Abu Omar al-Chechen atau Abu
Umar al-Shishani lahir pada tahun 1986 di desa Birkiani, wilayah Pankisi Gorge,
Georgia, dengan nama asli
Tarkhan Batirashvili. Saat pecah Perang Chechnya
II antara tahun 1999-2000, wilayah Pankisi adalah pusat transit utama bagi para
pejuang Chechen yang mundur dan hendak membangun kembali kekuatan mereka untuk
memerangi pasukan penjajah Rusia. Menurut keterangan dari ayahnya, Temuri,
Tarkhan yang pada saat itu masih berusia remaja secara diam-diam kerap kali
menolong para militan Chechen untuk kembali masuk ke wilayah Chechnya, bahkan terkadang ikut
bergabung bersama mereka melawan milisi pemerintah yang didukung Rusia.
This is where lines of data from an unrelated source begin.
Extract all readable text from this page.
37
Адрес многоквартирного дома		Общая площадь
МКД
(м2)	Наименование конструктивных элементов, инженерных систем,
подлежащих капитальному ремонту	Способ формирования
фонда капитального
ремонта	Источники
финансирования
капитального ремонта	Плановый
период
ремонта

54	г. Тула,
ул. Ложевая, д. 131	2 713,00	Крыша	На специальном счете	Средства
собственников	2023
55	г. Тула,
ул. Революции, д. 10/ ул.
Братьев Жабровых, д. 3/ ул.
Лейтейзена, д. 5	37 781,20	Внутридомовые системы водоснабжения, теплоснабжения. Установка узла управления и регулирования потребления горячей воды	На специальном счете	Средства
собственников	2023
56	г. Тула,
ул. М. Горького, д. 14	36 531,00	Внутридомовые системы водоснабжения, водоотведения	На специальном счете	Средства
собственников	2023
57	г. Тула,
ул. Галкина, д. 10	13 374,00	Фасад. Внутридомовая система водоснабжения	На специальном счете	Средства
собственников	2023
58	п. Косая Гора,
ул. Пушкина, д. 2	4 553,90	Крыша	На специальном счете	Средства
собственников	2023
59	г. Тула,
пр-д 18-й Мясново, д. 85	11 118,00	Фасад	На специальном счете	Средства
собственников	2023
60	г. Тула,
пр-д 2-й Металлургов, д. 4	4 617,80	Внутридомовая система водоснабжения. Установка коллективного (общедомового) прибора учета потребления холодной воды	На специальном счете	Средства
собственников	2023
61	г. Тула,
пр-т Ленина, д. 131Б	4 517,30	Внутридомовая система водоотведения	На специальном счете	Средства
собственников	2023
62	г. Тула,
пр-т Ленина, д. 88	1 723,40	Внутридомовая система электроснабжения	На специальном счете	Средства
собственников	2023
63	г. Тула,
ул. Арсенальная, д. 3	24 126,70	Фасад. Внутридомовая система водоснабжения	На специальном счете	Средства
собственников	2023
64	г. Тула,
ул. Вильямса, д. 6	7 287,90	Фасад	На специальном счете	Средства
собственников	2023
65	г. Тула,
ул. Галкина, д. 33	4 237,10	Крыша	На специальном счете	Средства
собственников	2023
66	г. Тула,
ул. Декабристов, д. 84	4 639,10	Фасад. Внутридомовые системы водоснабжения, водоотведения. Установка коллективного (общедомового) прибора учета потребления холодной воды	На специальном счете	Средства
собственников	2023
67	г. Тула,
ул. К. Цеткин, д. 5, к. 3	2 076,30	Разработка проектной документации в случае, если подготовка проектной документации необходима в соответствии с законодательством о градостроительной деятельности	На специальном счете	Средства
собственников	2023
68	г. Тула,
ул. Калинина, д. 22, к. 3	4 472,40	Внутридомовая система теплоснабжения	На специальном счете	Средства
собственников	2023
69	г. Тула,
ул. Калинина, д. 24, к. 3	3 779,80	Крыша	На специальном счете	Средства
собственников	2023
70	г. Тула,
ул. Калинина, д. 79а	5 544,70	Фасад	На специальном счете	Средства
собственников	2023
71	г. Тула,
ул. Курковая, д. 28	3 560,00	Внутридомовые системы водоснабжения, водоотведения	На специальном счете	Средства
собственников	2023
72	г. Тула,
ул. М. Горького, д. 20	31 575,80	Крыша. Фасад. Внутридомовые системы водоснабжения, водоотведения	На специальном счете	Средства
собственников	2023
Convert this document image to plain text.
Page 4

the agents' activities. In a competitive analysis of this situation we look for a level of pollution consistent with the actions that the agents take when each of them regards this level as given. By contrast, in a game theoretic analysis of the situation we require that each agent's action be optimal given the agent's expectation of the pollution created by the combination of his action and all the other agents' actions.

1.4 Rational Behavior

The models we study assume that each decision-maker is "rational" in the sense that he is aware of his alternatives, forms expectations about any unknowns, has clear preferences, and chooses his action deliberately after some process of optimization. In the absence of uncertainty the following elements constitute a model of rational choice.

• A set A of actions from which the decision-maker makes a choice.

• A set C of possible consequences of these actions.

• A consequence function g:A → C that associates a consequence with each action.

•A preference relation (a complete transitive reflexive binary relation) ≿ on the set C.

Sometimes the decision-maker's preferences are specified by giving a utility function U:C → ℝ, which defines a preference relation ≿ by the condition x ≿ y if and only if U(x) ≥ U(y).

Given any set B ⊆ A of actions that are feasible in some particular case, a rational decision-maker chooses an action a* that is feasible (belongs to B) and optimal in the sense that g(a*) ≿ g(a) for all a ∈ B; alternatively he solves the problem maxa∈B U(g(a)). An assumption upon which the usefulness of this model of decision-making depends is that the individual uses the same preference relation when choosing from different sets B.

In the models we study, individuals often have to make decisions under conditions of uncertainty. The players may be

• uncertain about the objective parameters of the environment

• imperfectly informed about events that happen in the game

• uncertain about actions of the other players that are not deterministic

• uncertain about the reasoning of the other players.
Setelah menamatkan sekolah menengah
atasnya, di tahun 2006, Batirashvili masuk menjadi prajurit AD Georgia. Menurut
keterangan mantan komandannya, Malkhaz Topuria, yang pernah merekrutnya untuk masuk ke
dalam unit pengintai khusus (special
reconnaissance), Batirashvili
berhasil membuktikan dirinya sebagai seorang master dalam berbagai jenis
persenjataan dan pemetaan. “Batirashvili
terkenal santai dan populer di kalangan tentara dan dia menjauhi diskusi agama,
meskipun ia mengaku berasal dari keluarga Muslim,” ujar Topuria.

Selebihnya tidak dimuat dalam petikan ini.